Saturday, August 06, 2022

Mysterious Animal


"In sixteenth-century South America, the name [Carbuncle, from the Latin carbunculus , ‘a little coal’] was given by the Spanish conquistadors to a mysterious animal - mysterious because nobody ever saw it well enough to know whether it was a bird or a mammal, whether it had feathers or fur. The poet-priest Martín del Barco Centenera, who claims to have seen it in Paraguay, describes it in his Argentina (1602) only as ‘a smallish animal, with a shining mirror on its head, like a glowing coal . . .’ 

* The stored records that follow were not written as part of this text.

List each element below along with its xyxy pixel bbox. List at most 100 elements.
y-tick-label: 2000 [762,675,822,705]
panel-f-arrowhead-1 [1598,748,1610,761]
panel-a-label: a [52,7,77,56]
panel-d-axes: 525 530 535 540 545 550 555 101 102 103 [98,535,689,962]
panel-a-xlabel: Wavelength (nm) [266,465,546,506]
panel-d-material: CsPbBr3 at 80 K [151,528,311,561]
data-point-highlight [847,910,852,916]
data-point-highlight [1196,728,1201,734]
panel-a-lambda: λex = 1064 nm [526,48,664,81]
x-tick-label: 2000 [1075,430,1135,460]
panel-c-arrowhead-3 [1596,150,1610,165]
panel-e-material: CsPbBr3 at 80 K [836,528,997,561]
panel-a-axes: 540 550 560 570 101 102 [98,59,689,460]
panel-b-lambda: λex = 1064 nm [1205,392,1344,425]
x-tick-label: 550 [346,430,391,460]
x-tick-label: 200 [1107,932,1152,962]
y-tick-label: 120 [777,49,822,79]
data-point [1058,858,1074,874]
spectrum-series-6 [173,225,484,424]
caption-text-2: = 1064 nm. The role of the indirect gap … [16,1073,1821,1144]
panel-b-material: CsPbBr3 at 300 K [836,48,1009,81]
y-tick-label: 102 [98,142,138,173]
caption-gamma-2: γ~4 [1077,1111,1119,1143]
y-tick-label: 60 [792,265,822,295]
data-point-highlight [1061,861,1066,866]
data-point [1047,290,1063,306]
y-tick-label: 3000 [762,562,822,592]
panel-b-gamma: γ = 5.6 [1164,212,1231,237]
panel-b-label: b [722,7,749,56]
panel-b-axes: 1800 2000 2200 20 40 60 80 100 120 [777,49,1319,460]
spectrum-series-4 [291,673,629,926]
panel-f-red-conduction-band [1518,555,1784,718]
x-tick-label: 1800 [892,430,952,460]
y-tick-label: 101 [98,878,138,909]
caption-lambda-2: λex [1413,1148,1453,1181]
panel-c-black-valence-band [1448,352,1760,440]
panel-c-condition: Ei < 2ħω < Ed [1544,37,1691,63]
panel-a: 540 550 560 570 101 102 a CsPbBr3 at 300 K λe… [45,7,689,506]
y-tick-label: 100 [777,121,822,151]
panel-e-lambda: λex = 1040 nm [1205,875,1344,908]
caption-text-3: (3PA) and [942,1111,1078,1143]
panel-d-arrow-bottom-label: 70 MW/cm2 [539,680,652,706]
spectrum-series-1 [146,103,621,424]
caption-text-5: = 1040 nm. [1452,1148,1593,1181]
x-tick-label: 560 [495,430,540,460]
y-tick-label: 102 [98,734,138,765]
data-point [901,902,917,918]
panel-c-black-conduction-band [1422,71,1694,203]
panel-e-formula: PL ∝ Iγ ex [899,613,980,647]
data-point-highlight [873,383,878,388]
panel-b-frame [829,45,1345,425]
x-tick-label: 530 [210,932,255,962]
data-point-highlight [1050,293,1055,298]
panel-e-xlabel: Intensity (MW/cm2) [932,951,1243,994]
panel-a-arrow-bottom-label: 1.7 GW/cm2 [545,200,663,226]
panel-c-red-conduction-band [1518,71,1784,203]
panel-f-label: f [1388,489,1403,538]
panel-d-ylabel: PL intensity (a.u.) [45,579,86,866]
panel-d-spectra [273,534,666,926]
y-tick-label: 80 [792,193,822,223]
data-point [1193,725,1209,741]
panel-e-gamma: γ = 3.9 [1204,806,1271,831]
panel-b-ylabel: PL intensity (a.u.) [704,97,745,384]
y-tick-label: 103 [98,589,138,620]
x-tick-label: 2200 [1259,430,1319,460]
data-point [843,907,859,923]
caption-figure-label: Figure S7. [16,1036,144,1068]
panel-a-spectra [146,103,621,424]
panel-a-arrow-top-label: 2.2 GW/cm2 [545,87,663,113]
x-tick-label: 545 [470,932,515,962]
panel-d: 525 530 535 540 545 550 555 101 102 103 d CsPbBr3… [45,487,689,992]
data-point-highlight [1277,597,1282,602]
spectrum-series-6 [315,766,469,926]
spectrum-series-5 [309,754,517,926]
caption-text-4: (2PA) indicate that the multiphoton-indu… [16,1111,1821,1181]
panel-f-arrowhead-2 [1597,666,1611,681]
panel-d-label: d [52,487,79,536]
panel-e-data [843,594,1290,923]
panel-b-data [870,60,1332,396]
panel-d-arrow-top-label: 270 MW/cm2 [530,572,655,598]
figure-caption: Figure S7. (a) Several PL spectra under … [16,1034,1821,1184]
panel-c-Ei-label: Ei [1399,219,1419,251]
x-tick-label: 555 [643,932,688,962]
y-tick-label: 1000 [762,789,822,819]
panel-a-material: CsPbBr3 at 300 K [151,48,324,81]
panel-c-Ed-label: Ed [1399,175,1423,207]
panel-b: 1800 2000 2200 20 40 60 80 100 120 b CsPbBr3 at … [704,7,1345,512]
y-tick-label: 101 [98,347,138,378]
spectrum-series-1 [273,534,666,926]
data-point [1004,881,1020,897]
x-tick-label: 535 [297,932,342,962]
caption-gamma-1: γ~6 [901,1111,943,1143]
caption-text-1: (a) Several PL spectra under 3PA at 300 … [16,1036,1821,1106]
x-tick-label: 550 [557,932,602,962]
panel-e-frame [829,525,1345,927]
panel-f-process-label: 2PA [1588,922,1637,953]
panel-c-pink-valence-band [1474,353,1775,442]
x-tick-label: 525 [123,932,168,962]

Another conquistador, Gonzalo Fernández del Oviedo, associates this mirror or light shining out of the darkness - two of which he glimpsed in the Strait of Magellan - with the precious stone that dragons were thought to have hidden in their brain. He took his knowledge from Isidore of Seville, who wrote in his Etymologies: 'It is taken from the dragon’s brain but does not harden into a gem unless the head is cut from the living beast; wizards, for this reason, cut the heads from sleeping dragons. Men bold enough to venture into dragon lairs scatter grain that has been doctored to make these beasts drowsy, and when they have fallen asleep their heads are struck off and the gems plucked out.'

Here we are reminded of Shakespeare’s toad (As You Like It, II, i), which, though ‘ugly and venomous, Wears yet a precious jewel in his head . . .’  Possession of the Carbuncle’s jewel offered fortune and luck. Barco Centenera underwent many hardships hunting the reaches of Paraguayan rivers and jungles for the elusive creature; he never found it. Down to this day we know nothing more about the beast and its secret head stone."

Jorge Luis Borges (1899 - 1986)
The Book of Imaginary Beings

Thursday, August 04, 2022

Act of Perception


"Although our modern way of thinking has, of course, changed a great deal relative to the ancient one, the two have had one key feature in common: i.e. they are both generally ‘blinkered’ by the notion that theories give true knowledge about ‘reality as it is’. Thus, both are led to confuse the forms and shapes induced in our perceptions by theoretical insight with a reality independent of our thought and our way of looking.
...
The illusion that the self and the world are broken into fragments originates in the kind of thought that goes beyond its proper measure and confuses its own product with the same independent reality. To end this illusion requires insight, not only into the world as a whole, but also into how the instrument of thought is working. Such insight implies an original and creative act of perception into all aspects of life, mental and physical, both through the senses and through the mind, and this is perhaps the true meaning of meditation.
...
Intelligence and material process have thus a single origin, which is ultimately the unknown totality of universal flux. In a certain sense, this implies that what have been commonly called mind and matter are abstractions from the universal flux, and that both are to be regarded as different and relatively autonomous orders within the one whole movement...It is thought responding to intelligent perception which is capable of bringing about an overall harmony of fitting between mind and matter."